A new study examined how medical products companies think and act when they decide whether to recall one of their products, which include medical devices and pharmaceuticals.

The study found companies with women on their board of directors are significantly more likely to recall more products and they do it faster. The reason, according to the researchers, seems to be that these companies set a tone that puts rapid response and patient safety before the careers of company executives.

Study tracks recall decisions and counts women board members

The researchers looked at 4,271 medical product recalls issued by 92 companies, all of which were FDA regulated and publicly traded.

They found that firms issued high-severity product recalls 28 days sooner if the board had any female directors than if their boards were male-only.

The number of women on the board also made a difference. Companies with one female board member issued recalls much like all-male boards. Those with two female board members acted faster, and those with three acted even faster.

Less severe recalls get more attention with women directors

Not all recalls are alike. The FDA recognizes recalls of low, moderate and high severity depending on how serious and even life-threatening the FDA finds the product defect to be. Because low-severity defects allow a board to use their discretion without FDA oversight, they are more sensitive probes of a company’s decision-making traits.

Firms with female directors issued more than twice the number of low-severity recalls (120% more) than those with all-male boards of directors. With low-severity recalls, just one female board member made a measurable difference in the company’s recall behavior.

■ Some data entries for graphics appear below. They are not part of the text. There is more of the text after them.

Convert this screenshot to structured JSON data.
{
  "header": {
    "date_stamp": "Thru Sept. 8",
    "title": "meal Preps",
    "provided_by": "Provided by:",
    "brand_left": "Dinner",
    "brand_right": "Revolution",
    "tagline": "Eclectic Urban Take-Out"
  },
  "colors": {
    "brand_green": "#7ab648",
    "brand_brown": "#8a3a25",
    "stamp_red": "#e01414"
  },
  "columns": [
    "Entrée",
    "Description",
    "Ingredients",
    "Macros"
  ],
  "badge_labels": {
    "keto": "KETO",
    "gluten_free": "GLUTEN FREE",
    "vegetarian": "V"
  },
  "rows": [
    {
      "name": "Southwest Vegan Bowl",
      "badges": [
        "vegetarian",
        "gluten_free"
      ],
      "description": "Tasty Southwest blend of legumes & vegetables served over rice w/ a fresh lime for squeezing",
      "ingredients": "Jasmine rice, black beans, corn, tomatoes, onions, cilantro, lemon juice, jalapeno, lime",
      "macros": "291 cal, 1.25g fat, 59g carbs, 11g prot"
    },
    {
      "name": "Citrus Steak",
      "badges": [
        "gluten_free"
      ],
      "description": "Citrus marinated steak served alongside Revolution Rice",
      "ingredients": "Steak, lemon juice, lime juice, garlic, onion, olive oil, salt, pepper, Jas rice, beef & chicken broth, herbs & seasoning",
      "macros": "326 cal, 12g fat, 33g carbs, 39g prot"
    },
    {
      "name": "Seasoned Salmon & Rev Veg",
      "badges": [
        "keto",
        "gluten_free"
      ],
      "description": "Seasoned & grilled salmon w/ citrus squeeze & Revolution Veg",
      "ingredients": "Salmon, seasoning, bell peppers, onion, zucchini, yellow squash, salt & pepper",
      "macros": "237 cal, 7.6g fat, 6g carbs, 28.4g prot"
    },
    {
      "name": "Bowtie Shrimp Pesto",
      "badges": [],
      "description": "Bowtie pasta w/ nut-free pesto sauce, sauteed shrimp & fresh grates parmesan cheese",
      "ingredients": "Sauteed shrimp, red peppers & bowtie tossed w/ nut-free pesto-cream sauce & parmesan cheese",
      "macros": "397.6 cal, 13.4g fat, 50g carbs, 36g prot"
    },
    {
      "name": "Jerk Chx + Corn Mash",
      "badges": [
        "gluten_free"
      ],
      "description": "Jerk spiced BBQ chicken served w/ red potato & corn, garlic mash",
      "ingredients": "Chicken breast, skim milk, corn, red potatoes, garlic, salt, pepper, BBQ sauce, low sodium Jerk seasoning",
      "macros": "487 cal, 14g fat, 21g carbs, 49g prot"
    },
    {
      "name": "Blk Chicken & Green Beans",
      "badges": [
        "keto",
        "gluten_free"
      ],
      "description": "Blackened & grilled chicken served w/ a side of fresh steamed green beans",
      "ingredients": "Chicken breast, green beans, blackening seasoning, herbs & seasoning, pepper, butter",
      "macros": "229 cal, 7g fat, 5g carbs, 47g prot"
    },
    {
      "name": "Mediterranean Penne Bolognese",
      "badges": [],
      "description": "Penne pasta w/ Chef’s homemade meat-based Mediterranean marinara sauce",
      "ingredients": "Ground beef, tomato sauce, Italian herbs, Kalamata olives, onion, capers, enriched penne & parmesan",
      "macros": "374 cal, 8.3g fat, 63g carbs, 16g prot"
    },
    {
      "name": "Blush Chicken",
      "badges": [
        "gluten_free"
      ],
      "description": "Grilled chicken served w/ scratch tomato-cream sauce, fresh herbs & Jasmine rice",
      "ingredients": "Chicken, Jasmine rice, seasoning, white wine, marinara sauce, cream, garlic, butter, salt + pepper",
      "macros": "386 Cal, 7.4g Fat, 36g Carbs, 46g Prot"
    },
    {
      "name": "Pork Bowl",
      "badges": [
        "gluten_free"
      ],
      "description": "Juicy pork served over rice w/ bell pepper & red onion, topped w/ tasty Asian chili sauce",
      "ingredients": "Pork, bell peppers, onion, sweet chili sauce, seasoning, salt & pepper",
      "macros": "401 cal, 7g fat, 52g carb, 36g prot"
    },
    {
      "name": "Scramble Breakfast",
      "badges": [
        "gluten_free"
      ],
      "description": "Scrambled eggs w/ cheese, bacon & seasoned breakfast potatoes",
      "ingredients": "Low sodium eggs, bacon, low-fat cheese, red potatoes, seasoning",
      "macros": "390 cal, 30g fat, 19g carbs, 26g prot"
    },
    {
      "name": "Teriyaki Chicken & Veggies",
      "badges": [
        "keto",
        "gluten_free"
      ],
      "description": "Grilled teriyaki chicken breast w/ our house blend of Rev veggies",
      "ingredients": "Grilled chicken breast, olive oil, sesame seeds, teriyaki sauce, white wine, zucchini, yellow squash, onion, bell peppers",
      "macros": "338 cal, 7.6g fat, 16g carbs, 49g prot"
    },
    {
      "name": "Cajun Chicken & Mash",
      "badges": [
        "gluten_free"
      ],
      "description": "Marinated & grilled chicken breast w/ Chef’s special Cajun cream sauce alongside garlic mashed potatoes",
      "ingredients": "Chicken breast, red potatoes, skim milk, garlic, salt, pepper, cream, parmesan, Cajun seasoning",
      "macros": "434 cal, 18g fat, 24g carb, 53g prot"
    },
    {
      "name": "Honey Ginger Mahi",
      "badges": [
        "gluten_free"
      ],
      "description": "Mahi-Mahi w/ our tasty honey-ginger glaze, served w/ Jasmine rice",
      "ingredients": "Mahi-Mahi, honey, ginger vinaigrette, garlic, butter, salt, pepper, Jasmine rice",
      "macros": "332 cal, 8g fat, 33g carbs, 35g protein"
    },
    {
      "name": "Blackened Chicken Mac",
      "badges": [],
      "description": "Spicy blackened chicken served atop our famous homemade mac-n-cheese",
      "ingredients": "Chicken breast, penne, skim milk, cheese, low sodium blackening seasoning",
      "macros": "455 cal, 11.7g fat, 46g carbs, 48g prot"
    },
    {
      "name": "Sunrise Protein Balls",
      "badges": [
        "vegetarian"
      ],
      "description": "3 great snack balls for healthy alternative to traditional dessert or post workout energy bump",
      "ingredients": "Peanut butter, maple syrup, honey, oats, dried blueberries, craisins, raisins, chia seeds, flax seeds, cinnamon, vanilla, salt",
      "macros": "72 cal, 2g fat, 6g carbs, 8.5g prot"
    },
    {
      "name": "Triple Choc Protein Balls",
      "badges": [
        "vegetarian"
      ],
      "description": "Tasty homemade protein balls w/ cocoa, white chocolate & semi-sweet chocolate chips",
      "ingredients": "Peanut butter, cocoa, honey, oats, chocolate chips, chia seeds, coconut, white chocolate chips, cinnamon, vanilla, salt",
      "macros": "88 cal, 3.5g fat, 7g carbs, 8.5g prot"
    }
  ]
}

Safety, speed and the presumption of a recall

The team calls for more research to explore the reasons for these differences. However, based partly on interviews the team conducted with executives, they point to differences in the tone and priorities the boards of directors adopt.

Here, it is important to understand that company managers, not the boards of directors, make recall decisions. A primary role of the boards is to set priorities, direction and culture.

Their interviews suggest that at least some firms with female directors focus almost exclusively on patient safety and, if the decision does not come within a very short time limit, the firm recalls the product by default. With all-male directors, their interviews suggest firms focus on cost-benefit analyses and how the recall may affect careers.